Bank of England governor Mervyn King has repeated an earlier call for more quantitative easing stimulus cash, minutes of a recent policy meeting showed on Wednesday.
The BoE’s nine-member Monetary Policy Committee voted 6-3 to keep its QE cash stimulus amount at £375 billion ($568 billion, 439 billion euros), repeating January’s voting pattern, according to minutes from their February 6-7 gathering.
For the second month in a row, outgoing boss King was joined by fellow MPC members David Miles and Paul Fisher in calling for an extra £25 billion in stimulus cash as Britain faced the prospect of its third recession in less than five years.
The minutes were published ahead of the government’s 2013/2014 annual budget announcement, which was due at 1230 GMT.
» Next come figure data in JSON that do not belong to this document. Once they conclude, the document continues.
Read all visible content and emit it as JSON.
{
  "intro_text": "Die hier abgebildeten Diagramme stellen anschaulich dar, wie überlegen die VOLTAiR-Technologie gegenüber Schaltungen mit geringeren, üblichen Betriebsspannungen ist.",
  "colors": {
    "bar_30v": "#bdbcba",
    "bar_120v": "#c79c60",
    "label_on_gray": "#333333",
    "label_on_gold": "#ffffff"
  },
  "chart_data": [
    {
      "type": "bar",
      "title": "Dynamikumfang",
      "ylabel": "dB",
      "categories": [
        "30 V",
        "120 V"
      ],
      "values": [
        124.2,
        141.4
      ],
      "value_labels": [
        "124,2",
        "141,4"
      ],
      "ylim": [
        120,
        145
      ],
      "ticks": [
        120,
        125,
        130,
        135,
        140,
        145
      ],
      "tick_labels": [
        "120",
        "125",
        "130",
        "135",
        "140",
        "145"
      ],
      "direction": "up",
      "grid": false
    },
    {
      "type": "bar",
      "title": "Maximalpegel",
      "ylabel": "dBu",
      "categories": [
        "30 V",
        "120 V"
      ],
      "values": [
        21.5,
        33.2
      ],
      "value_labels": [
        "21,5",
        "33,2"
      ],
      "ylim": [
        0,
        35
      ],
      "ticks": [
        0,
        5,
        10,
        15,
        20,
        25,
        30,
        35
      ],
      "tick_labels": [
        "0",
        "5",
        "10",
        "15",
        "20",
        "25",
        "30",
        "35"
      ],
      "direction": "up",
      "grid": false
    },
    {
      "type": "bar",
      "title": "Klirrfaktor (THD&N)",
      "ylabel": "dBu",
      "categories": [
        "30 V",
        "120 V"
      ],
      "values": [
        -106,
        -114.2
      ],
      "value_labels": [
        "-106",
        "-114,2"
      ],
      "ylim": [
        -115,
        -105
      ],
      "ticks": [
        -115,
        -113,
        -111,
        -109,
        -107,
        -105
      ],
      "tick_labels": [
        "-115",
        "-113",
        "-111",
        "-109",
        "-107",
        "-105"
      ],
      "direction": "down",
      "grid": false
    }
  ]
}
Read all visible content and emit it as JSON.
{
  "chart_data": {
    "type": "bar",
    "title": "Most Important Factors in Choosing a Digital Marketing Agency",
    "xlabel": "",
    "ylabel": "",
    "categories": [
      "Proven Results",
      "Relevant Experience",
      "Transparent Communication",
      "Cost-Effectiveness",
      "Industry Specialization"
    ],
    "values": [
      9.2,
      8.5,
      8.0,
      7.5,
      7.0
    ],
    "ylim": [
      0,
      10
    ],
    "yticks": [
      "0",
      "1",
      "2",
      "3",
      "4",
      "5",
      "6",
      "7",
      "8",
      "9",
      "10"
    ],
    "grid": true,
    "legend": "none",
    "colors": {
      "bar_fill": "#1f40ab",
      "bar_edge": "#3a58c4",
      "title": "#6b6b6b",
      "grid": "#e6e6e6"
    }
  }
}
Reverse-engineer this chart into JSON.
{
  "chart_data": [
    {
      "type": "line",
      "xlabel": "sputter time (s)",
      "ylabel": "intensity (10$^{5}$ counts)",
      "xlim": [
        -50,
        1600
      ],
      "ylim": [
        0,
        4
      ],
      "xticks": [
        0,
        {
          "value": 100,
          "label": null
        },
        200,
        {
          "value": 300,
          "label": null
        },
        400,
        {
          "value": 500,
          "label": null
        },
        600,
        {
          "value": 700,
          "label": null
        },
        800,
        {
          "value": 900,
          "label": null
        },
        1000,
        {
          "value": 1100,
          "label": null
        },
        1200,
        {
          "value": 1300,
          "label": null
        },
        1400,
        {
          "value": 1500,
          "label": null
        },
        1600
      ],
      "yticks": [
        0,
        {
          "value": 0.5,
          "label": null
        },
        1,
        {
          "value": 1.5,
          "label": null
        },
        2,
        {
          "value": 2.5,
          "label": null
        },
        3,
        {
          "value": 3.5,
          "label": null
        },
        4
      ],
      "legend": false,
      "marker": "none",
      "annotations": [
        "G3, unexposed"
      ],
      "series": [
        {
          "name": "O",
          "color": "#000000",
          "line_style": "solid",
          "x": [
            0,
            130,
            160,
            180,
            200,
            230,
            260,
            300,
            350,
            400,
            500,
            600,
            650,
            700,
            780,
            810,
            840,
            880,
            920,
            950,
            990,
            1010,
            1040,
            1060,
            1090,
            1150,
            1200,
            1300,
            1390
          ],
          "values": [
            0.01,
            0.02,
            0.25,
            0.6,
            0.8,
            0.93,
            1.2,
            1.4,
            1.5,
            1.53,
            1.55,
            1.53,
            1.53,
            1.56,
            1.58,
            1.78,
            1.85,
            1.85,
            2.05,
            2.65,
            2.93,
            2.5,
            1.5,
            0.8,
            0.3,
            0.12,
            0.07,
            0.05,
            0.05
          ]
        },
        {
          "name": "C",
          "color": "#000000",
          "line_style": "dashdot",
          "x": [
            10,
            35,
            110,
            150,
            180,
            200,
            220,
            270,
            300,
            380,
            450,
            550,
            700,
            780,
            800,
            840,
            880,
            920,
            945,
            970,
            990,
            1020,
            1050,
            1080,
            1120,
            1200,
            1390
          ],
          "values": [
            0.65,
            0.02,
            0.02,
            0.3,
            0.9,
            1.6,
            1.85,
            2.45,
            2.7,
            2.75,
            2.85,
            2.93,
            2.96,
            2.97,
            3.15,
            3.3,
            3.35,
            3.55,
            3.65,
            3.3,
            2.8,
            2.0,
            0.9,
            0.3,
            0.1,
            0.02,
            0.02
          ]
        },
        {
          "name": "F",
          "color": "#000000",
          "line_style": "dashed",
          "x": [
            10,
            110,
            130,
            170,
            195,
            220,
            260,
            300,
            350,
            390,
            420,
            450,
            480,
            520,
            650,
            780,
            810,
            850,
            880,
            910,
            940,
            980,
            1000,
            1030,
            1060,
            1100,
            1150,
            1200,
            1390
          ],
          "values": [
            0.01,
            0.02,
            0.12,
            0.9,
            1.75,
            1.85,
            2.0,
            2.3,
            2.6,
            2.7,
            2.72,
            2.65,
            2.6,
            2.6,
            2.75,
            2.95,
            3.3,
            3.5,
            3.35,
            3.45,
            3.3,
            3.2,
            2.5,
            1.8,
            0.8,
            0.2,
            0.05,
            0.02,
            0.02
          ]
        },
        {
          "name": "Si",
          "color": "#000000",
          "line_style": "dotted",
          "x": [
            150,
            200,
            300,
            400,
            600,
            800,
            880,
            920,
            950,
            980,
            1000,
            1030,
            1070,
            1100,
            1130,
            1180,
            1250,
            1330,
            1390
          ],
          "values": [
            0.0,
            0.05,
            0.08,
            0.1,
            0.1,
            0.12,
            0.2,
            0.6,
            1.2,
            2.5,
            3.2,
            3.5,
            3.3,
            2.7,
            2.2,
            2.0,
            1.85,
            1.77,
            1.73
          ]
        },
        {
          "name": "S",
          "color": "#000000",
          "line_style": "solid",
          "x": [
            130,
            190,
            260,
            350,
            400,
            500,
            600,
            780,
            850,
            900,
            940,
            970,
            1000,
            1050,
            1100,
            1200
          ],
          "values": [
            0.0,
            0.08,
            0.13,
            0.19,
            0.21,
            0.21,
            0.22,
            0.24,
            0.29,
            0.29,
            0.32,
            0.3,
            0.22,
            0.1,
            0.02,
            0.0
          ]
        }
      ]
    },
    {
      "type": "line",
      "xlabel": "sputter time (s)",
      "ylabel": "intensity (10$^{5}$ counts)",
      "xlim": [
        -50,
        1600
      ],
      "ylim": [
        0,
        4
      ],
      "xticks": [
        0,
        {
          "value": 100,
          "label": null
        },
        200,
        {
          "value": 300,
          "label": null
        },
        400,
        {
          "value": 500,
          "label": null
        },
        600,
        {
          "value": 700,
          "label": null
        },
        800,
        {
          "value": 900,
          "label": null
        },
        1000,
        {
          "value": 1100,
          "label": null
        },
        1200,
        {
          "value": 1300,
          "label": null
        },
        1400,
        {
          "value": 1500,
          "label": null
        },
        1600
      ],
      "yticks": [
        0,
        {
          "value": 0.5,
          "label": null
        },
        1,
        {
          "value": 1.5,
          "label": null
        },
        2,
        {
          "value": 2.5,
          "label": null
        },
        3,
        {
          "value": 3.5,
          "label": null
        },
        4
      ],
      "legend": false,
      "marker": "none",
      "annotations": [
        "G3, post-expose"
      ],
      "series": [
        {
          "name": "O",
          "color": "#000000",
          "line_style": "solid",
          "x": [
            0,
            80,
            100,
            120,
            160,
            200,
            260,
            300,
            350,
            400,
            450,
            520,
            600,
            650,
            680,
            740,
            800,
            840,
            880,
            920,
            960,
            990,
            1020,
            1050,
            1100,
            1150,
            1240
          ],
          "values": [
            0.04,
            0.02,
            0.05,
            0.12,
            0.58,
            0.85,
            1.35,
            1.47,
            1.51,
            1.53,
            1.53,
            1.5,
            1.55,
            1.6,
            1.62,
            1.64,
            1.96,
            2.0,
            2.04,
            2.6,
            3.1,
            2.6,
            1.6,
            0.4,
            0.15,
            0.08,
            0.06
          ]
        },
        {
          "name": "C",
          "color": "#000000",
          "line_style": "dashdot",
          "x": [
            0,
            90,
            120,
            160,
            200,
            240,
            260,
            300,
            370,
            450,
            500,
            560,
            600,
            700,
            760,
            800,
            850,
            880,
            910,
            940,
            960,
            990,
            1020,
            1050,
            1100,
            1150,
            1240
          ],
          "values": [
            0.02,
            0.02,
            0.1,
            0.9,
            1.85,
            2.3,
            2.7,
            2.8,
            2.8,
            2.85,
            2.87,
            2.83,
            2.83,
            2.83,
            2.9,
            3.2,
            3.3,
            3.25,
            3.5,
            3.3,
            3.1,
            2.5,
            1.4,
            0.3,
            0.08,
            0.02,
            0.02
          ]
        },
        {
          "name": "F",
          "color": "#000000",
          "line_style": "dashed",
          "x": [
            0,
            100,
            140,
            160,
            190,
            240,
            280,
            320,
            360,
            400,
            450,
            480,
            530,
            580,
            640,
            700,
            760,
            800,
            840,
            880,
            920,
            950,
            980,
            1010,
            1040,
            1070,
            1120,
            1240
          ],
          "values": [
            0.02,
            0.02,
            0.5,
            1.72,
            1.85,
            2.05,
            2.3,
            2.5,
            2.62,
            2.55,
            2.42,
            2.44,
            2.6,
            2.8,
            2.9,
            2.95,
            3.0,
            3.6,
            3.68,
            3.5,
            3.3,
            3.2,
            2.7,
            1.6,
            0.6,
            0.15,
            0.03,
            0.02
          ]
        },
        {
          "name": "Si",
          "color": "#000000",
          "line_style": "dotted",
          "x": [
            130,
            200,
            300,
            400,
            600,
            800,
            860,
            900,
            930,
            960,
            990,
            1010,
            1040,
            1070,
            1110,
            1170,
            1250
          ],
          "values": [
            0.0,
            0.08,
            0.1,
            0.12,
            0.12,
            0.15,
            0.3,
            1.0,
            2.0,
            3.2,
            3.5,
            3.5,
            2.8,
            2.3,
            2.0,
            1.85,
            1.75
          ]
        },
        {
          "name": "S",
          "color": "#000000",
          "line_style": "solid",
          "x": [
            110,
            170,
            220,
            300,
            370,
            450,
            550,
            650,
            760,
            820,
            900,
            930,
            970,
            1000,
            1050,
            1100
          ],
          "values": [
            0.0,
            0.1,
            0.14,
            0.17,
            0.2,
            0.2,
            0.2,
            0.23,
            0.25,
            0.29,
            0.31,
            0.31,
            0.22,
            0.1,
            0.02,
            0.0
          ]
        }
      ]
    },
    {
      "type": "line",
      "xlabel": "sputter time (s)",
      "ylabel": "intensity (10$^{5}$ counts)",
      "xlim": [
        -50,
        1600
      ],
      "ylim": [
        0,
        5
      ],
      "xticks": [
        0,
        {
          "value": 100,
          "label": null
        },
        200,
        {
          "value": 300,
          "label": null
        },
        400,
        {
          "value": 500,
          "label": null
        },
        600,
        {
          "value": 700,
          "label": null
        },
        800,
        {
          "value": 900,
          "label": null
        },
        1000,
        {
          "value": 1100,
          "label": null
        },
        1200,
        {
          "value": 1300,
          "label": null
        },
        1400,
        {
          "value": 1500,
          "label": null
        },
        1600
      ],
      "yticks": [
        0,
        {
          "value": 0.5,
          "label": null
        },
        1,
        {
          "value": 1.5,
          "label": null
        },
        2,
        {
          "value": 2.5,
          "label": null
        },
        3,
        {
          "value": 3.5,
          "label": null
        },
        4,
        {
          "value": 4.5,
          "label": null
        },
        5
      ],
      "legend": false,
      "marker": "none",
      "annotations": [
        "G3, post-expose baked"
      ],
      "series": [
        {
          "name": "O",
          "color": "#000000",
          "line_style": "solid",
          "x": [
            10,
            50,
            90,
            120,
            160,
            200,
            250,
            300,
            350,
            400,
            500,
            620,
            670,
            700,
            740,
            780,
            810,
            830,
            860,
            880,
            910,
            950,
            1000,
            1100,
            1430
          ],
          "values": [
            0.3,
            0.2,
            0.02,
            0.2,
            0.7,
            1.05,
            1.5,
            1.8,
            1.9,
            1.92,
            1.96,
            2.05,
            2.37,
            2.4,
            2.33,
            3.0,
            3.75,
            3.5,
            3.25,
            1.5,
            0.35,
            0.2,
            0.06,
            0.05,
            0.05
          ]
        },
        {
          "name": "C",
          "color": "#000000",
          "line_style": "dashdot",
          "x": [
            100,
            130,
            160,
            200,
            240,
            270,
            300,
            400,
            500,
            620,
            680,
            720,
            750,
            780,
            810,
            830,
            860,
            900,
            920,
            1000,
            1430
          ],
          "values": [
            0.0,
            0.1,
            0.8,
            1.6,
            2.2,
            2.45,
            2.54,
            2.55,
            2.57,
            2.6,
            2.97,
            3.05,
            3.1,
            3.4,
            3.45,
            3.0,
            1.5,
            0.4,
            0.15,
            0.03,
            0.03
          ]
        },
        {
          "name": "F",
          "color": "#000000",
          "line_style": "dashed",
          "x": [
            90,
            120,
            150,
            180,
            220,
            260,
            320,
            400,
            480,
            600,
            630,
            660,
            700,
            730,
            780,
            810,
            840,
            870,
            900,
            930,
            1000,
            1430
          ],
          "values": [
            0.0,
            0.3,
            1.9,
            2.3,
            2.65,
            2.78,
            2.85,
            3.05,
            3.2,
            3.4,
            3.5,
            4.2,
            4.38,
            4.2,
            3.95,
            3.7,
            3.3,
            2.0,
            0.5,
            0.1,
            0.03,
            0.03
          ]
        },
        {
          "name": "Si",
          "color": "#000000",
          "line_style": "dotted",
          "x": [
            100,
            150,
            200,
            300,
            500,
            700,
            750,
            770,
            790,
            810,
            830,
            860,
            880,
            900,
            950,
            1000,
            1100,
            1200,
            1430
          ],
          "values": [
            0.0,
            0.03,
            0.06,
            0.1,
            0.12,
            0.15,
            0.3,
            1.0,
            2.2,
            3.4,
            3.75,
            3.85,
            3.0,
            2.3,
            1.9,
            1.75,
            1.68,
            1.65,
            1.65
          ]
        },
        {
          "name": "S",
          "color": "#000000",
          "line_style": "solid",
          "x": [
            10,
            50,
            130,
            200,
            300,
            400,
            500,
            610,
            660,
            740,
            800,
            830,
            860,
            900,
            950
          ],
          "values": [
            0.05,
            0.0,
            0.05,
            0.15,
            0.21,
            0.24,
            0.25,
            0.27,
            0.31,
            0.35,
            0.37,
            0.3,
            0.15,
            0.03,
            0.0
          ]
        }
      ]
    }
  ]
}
Markets were waiting to see whether British finance minister George Osborne uses the budget to announce changes to the BoE’s inflation target to boost an economy.
The chancellor traditionally uses the budget to state the central bank’s policy mandate, which for many years has been to meet a government-set annual inflation target of 2.0 percent.
Incoming Bank of England governor Mark Carney, the Canadian central bank chief who takes up his role in July, has previously suggested that economic output might be a better target measure than inflation.
On Wednesday official data showed British 12-month inflation rose to 2.8 percent in February on the back of rising domestic energy costs and transport prices.